What I have here are my top 5 important comic movies.   Don’t agree?   Then come and argue the point with me at Boston Comicon.   I’ll be at the 5 & Dime Table both days.

5. Iron Man (2008)

Iron Man set the tone for Marvel movies going forward into the Avenger (Movie) Initiative.   It had a difficult time of telling the origin story of a lesser known hero.   When I say lesser known, I mean of Iron Man’s beginnings.   Everyone knows that Spider-Man was bitten by a radioactive spider, and Super Man is an illegal immigrant from Krypton, and Batman’s parents were killed, but how many of your non-comic friends know of Stark’s bad ticker?   Well, now they all do.   There was a lull in the quality of comic movies in the mid 2000’s, for good or for worse, Iron Man brought them back.


4. Superman (1978)

I can’t believe I’m calling this movie important.   I don’t really even like it.   I hate Superman, I don’t care about any of the other characters in this story, and effects are cheesy.

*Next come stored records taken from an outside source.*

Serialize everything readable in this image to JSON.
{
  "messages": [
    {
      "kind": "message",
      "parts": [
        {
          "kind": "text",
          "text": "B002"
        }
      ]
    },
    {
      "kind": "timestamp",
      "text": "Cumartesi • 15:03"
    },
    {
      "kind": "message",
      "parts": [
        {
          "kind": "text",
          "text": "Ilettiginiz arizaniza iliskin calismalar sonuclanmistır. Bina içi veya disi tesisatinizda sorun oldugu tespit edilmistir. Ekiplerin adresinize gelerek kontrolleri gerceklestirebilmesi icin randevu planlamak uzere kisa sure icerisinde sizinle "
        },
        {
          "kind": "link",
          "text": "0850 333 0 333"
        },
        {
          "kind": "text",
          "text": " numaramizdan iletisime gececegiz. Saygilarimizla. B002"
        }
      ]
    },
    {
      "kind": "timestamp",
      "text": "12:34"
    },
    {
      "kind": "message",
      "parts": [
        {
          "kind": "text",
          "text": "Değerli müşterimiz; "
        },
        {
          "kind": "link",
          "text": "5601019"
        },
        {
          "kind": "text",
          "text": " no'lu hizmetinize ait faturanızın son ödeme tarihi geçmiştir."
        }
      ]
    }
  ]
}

Even still, the 1978 Superman is important because its the first modern superhero flick.   Superman is the most recognizable super hero of them all.   However since Superman 1 and 2, Hollywood has failed to produce a passable film entry into his pantheon.   The closest you get is the Adventure of Lois and Clark … and that has about as much accurate Superman info as the 3 Doors Down song Kryptonite.   People talk about Smallville occasionally and I’ll admit; I’ve never seen it.   I doubt I ever will (as I’ve mentioned I hate Superman).   Zack Snyder will attempt to rectify this and place a new Superman movie before us but I have a feeling it’s going to be a stinker.


3. V for Vendetta (2005)

V for Vendetta is important because it took comics movies out of the tights and flights genre and gave us something more.   It led filmmakers to look beyond the big name titles and find good stories to tell.   Sure we still had to put up with rehashed Punisher trash and another Fantastic 4 debacle, but we also got Scott Pilgrim, The Losers, RED, 30 Days of Night, 300, and a slew of other entertaining comic inspired movies.   Yoou could say that Hellboy got the ball rolling on this topic as well, but V knocked it out of the park.


2. Spider-Man (2002)

Spider-Man was mired in development hell for decades.   It was always a technology problem from a film maker’s viewpoint.   In 2002 that problem was solved.   Sam Raimi became responsible for the reinvention of comic book inspired movies.   All of a sudden soccer moms, football jocks, and cheerleaders were all going to a comic book movie.   It was madness.   What we found was that a comic book movie could be enjoyed by the masses.   This led to producers handing over wads of cash to comic book writers and publishers giving it a shot in the arm.   While some of us may not like where we’ve ended up, there is little doubt as to where it started.

1. Batman Begins (2005) / Dark Knight (2008)

This is less about a movie and more about a man.   Christopher Nolan has always used film to tell great stories.   When he combined that ability with a character as strong as Batman the result was magical.   Batman Begins and The Dark Knight placed an emphasis on the narrative instead of the character.   His world feels real, like his character have to react to the it as opposed to having a writer build the world around the characters.   The kicker is that both movies were a financial success as well as critically acclaimed.   You couldn’t say that they were great for comic book movies.   No, first and foremost, they were great movies.